Editor’s Note: Cincinnati musician and longtime CityBeat contributor Ric Hickey and photographer Chuck Madden are once again covering the Bonnaroo Music and Arts Festival for us in Manchester, Tenn., this week. We’ll be posting their dispatches from the fest as they come in throughout the weekend. You can pretend you're there with them (minus the bugs and camping and stuff) by watching the live stream at Bonnaroo.com.
Insects crawl across my keyboard as I type this in the Bonnaroo parking lot. A vast expanse of several hundred acres of rolling green countryside blanketed with cars, tents, campers, tarps, trailers and people ready to party down, these Tennessee hills are alive with the sound of music.
Returning once again with my old friend and photographer Chuck Madden for our No. 1 favorite assignment, we dig in for the long haul. After all, four days of car-camping and toughing it out in the summer sun is no easy feat. But every year, with several heavy bags of electronic gear, cameras, lenses, recording equipment and laptops slung over our shoulders, we embrace the madness with big silly grins on our sunburned faces.
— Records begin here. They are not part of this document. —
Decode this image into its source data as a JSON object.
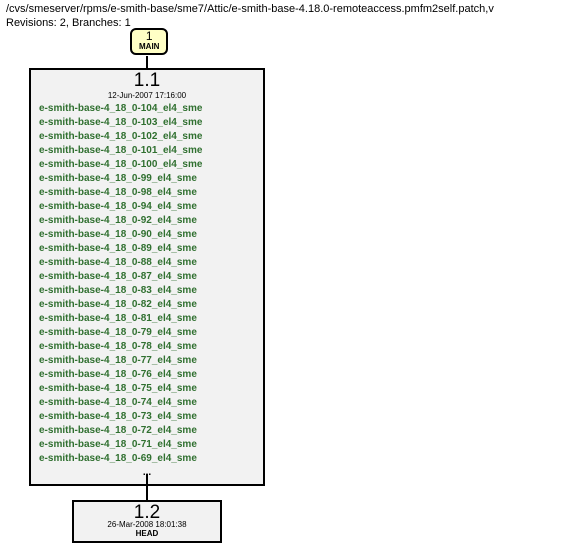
{
  "header": {
    "path": "/cvs/smeserver/rpms/e-smith-base/sme7/Attic/e-smith-base-4.18.0-remoteaccess.pmfm2self.patch,v",
    "revisions_line": "Revisions: 2, Branches: 1"
  },
  "branch": {
    "num": "1",
    "name": "MAIN"
  },
  "rev_big": {
    "title": "1.1",
    "date": "12-Jun-2007 17:16:00",
    "tags": [
      "e-smith-base-4_18_0-104_el4_sme",
      "e-smith-base-4_18_0-103_el4_sme",
      "e-smith-base-4_18_0-102_el4_sme",
      "e-smith-base-4_18_0-101_el4_sme",
      "e-smith-base-4_18_0-100_el4_sme",
      "e-smith-base-4_18_0-99_el4_sme",
      "e-smith-base-4_18_0-98_el4_sme",
      "e-smith-base-4_18_0-94_el4_sme",
      "e-smith-base-4_18_0-92_el4_sme",
      "e-smith-base-4_18_0-90_el4_sme",
      "e-smith-base-4_18_0-89_el4_sme",
      "e-smith-base-4_18_0-88_el4_sme",
      "e-smith-base-4_18_0-87_el4_sme",
      "e-smith-base-4_18_0-83_el4_sme",
      "e-smith-base-4_18_0-82_el4_sme",
      "e-smith-base-4_18_0-81_el4_sme",
      "e-smith-base-4_18_0-79_el4_sme",
      "e-smith-base-4_18_0-78_el4_sme",
      "e-smith-base-4_18_0-77_el4_sme",
      "e-smith-base-4_18_0-76_el4_sme",
      "e-smith-base-4_18_0-75_el4_sme",
      "e-smith-base-4_18_0-74_el4_sme",
      "e-smith-base-4_18_0-73_el4_sme",
      "e-smith-base-4_18_0-72_el4_sme",
      "e-smith-base-4_18_0-71_el4_sme",
      "e-smith-base-4_18_0-69_el4_sme"
    ],
    "ellipsis": "..."
  },
  "rev_small": {
    "title": "1.2",
    "date": "26-Mar-2008 18:01:38",
    "head": "HEAD"
  }
}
A couple years in a row we were able to camp in a “guest” area just behind the main stage compound.
Kicking off the 2014 Bonnaroo festivities on the Other Tent stage was Nashville’s own Wild Feathers. The band has been all over the world since I saw them perform an acoustic showcase in the Bonnaroo press compound last summer. With three singing songsmiths fronting the band and complimenting each other’s close harmonies, The Wild Feathers put across some of the most pristine Country Rock vocal performances since CSN’s heyday. But plug ‘em in and crank it up and it becomes a different beast altogether.
Opening with “American” from their stellar 2013 debut album, The Wild Feathers fell confidently into the warm embrace of a hometown crowd that was singing along with every word. Still a young band, a year of non-stop touring has instilled in them a simmering confidence beyond their years. Their scorching “Backwoods Company” was taken at an accelerated clip that challenged the afternoon sun for heat and intensity. More than just a band to watch, I think I’d buy stock in The Wild Feathers if I could.
Elsewhere today Chuck and I took in sets by Cass McCombs, ZZ Ward, MS MR and The Preatures. Among the late night sets that I’m excited about tonight are a pair of my favorite new bands. J. Roddy Walston and The Business perform in This Tent, while White Denim takes the stage in That Tent at midnight. Their sets starting just 30 minutes apart, I’ll face my first serious schedule conflict of the weekend.